Augmentation of Structure Information to the Sequence-Based Machine Learning-Assisted Directed Protein Evolution

Jangwook Jung,Lane Yutzy,Joohyun Kim,Kenny Nguyen,Peter Vallet,Jielin Yu,Ronggui He,Jianxiong Li,Le Yan
DOI: https://doi.org/10.26434/chemrxiv-2023-llpnk-v3
2024-03-05
Abstract:Directed evolution (DE) mimics natural selection to improve the functions of a target protein. Machine learning (ML) has significantly streamlined DE by aiding in several steps, which includes identifying starting variants, generating diverse libraries and modeling sequence-fitness relationships. To date, the majority of ML-assisted DE (MLDE) approaches has relied predominantly on sequence information due to the challenges and cost of obtaining protein structure information. Here, we introduce a structure-augmented MLDE (saMLDE) approach for selecting high fitness variants from a library of Protein G B1 domain. We adopted and applied a zero-shot sequence-based prediction method (offering the potential to discover new insights without extensive training data) to select an initial training library of 96 variants for the saMLDE campaign. To leverage protein structure information, we used protein structure prediction with AlphaFold2 and molecular docking simulations performed with Rosetta FlexPepDock, resulting in structure-based features derived with an induced fit model.

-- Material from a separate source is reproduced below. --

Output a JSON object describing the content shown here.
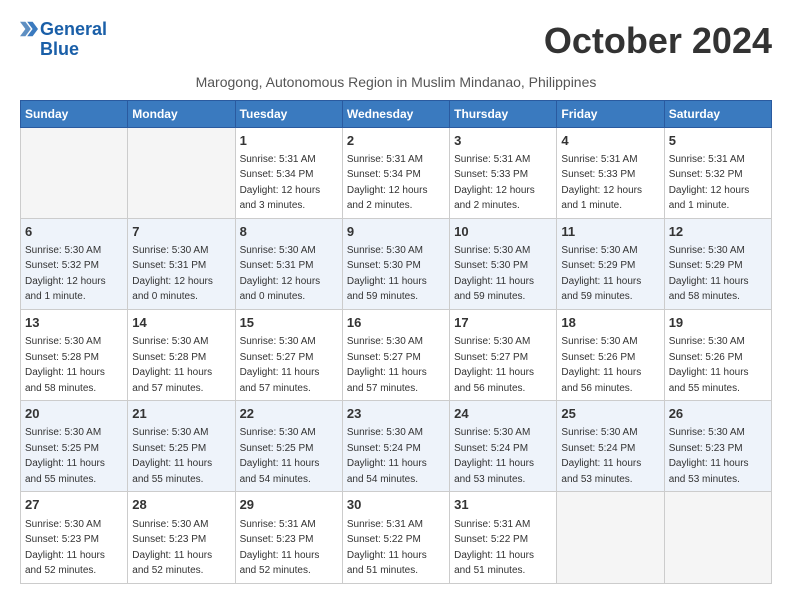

After three rounds of the saMLDE campaign, we demonstrated that saMLDE incorporating structural information gradually improves the average fitness scores and the precision of predicted binders. In addition, we found that the initial library selection with zero-shot subset selection methods significantly impacted the average fitness scores and precision, consequently influencing the overall directed evolutionary trajectories.
Chemistry
What problem does this paper attempt to address?
This paper proposes a new method called Structure-Augmented Machine Learning-assisted Directed Evolution (saMLDE) to address the limitation of sequence information in traditional Machine Learning-assisted Directed Evolution (MLDE). In the process of directed evolution, protein function is optimized through simulating natural selection. Although machine learning has accelerated this process, the challenges and costs of obtaining protein structure information have limited its potential. The saMLDE method combines protein structures predicted by AlphaFold2 and molecular docking simulations using Rosetta FlexPepDock to generate structure-based features. The researchers used a zero-shot prediction method to select the initial training library, and then gradually improved the average fitness score of proteins and the precision of binder predictions through multiple rounds of experiments. The results show that the introduction of structure information can effectively improve the performance of directed evolution, and the selection of the initial library has a significant impact on the evolution trajectory. The paper also discusses how to balance the relationship between exploration and exploitation, as well as how to deal with the complexity of protein fitness landscapes, such as phenotype-dependent interactions. saMLDE enhances the predictive ability of the model through structure information, achieving significant progress even with limited data. In addition, compared to methods that rely solely on sequence information, saMLDE is more effective in reducing low-fitness variants, optimizing the trajectory of directed evolution. In conclusion, this paper addresses how to better utilize protein structure information to optimize machine learning-assisted directed evolution strategies and efficiently discover protein variants with desired functionalities.